2、状況
私はスチュアート公爵が長女アリシア・スチュアート十三歳。
銀髪に青い目をしていて、見た目は美少女だと言われる。性格は周囲からは抜けていると言われるが、私は自分がしっかりものだと思っている。わがままも言わず、王妃教育ですら泣かずにがんばっている。先日も誉められたばかりだ。
三日前の休日、昼寝をしてたら今の人生が4回目をループ中だと知って、今は三日ぶりに目覚めた頭の中を整理しているところだ。
一回目は処刑され
二回目も処刑され
三回目は国外追放され、国外に行く途中で事故死
すべて私の婚約者、エドワード・グレイスリー第一王子によって処分されて起こったこと。
そして四回目が今!
こうなったらなんとしてもエドワード王子から逃げて生き延びたい。
新しいノートを膝の上に広げ思い出したことを書き出していく。
『一回目、処刑。エドワード王子が愛するマリアンナ・ブラウニング男爵令嬢を殺そうとしたとして処刑。
二回目、処刑。エドワード王子が愛するマリアンナ・ブラウニング男爵令嬢を殺そうとしたとして処刑。
三回目、国外追放で事故死。エドワード王子が愛するマリアンナ・ブラウニング男爵令嬢をいじめたとして国外追放。隣国に行く途中馬車が崖から落ちて事故死。』
うん。マリアンナ男爵令嬢は学園で出会うからまだ会ってないけれど、問題はエドワード王子!
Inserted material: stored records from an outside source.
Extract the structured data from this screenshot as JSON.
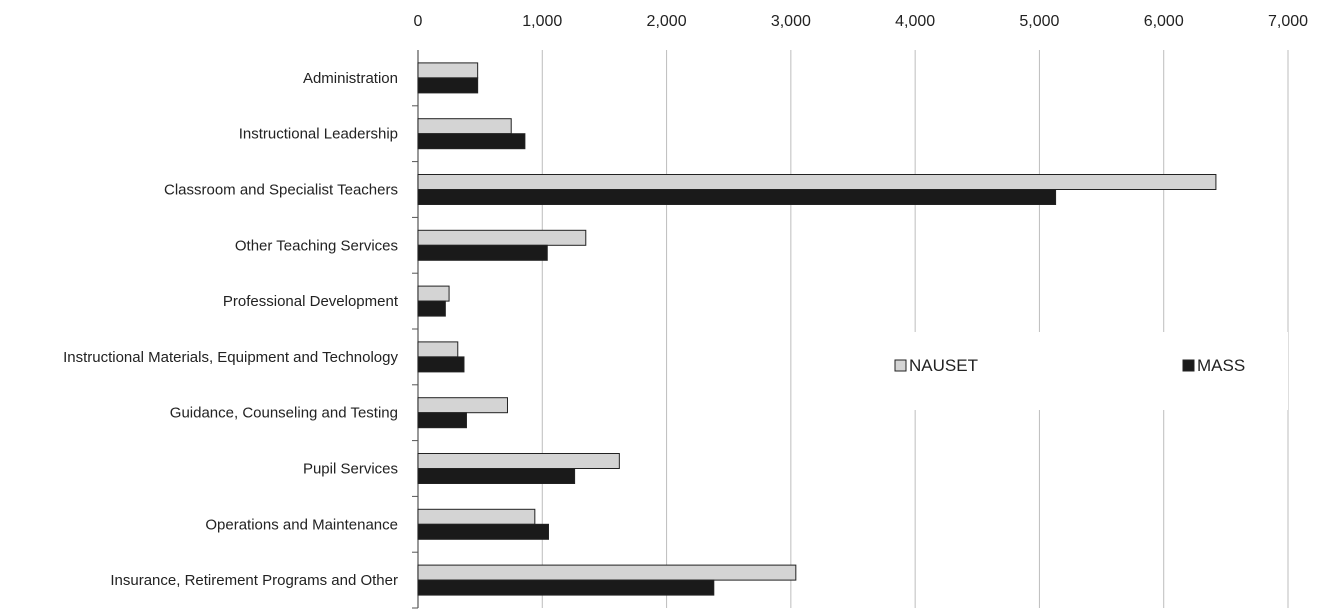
{
  "chart_data": {
    "type": "bar",
    "orientation": "horizontal",
    "title": "",
    "xlabel": "",
    "ylabel": "",
    "xlim": [
      0,
      7000
    ],
    "x_ticks": [
      "0",
      "1,000",
      "2,000",
      "3,000",
      "4,000",
      "5,000",
      "6,000",
      "7,000"
    ],
    "x_tick_values": [
      0,
      1000,
      2000,
      3000,
      4000,
      5000,
      6000,
      7000
    ],
    "grid": true,
    "legend_position": "middle-right",
    "categories": [
      "Administration",
      "Instructional Leadership",
      "Classroom and Specialist Teachers",
      "Other Teaching Services",
      "Professional Development",
      "Instructional Materials, Equipment and Technology",
      "Guidance, Counseling and Testing",
      "Pupil Services",
      "Operations and Maintenance",
      "Insurance, Retirement Programs and Other"
    ],
    "series": [
      {
        "name": "NAUSET",
        "color": "#d4d4d4",
        "values": [
          480,
          750,
          6420,
          1350,
          250,
          320,
          720,
          1620,
          940,
          3040
        ]
      },
      {
        "name": "MASS",
        "color": "#1a1a1a",
        "values": [
          480,
          860,
          5130,
          1040,
          220,
          370,
          390,
          1260,
          1050,
          2380
        ]
      }
    ]
  }
}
私は婚約者になってる上にすでに王妃教育が始まっている。それどころか、もうすぐ終わる予定だ。このまま婚約してたらエドワード王子から逃げられないじゃない。
なんてことなの。悲惨すぎる。
どうにか婚約がなかったことにならないかしら?
ガックリ項垂れているところにノックの音がし、あわててノートをサイドテーブルの引き出しに隠した。
「どうぞ」
専属侍女のエマだった。
「お嬢様、エドワード王子がお見舞いにいらしてますが、お連れしてもかまいませんか?」
「えっ……あっ……。
こんな格好だし、会わないほうが……」
「病み上がりで目覚めたばかりですし大丈夫ですよ。それとも身支度なさいますか?」
エマは心配そうに聞いてきた。あの夢のあとエドワード王子とは会いたくなかったけれど、せっかく来てくださったのに婚約者として会わないわけにはいかないわね。
この機会に婚約解消を申し入れてみようかしら。
「分かったわ。羽織るものを着たらお会いします。お連れして」
「はい。お待ちくださいね」
エマはにっこり笑うと羽織を私に着させてから部屋を出た。
私は8人がけのテーブルにつき、エドワード王子がいらっしゃるのを待つことにした。
そうね。これはチャンスだわ。このまま婚約解消すれば処刑されるなんて未来はないもの。エドワード王子が嫌いなわけではないけれど……、むしろ初恋で大好きだったけれど……殺されたいかと聞かれたら殺されたくないわ。
エドワード王子とは婚約してから今までほとんど会話もしたことがないけれど、王妃教育の日にたまに見かける王子は剣に励んでいてとてもかっこよく、私の初恋の君だった。
でも会うのが怖い。今朝までエドワード王子に殺される夢を何度も見ていたのだから……。
なにこれ。手の震えが止まらなくなってきた。どうしよう。
再びノックの音がした。
「ど、うぞ」
「エドワード王子をお連れしました」
エマはエドワード王子を私の向かいの席に案内し、紅茶とお菓子をテーブルに置いて、ドアを少し開けて退室した。
「アリ、起きてて大丈夫なの?」
「ご、ご心配おかけして申し訳ありません」
ふ、震えが止まらない。怖い。
エドワード王子の顔が怖くて見られない。
「大丈夫?」
気がつくと私の隣のイスに座り直したエドワード王子が私の顔を覗きこんだ。
私は目を見開き、怖さで涙が出てきた。
「ご、ごめんなさい。ごめんなさい。ごめんなさい」
「アリどうしたの? 大丈夫だよ」
エドワード王子はあわてて私の背中を擦ってくれるけれど、私はそのまま気を失った。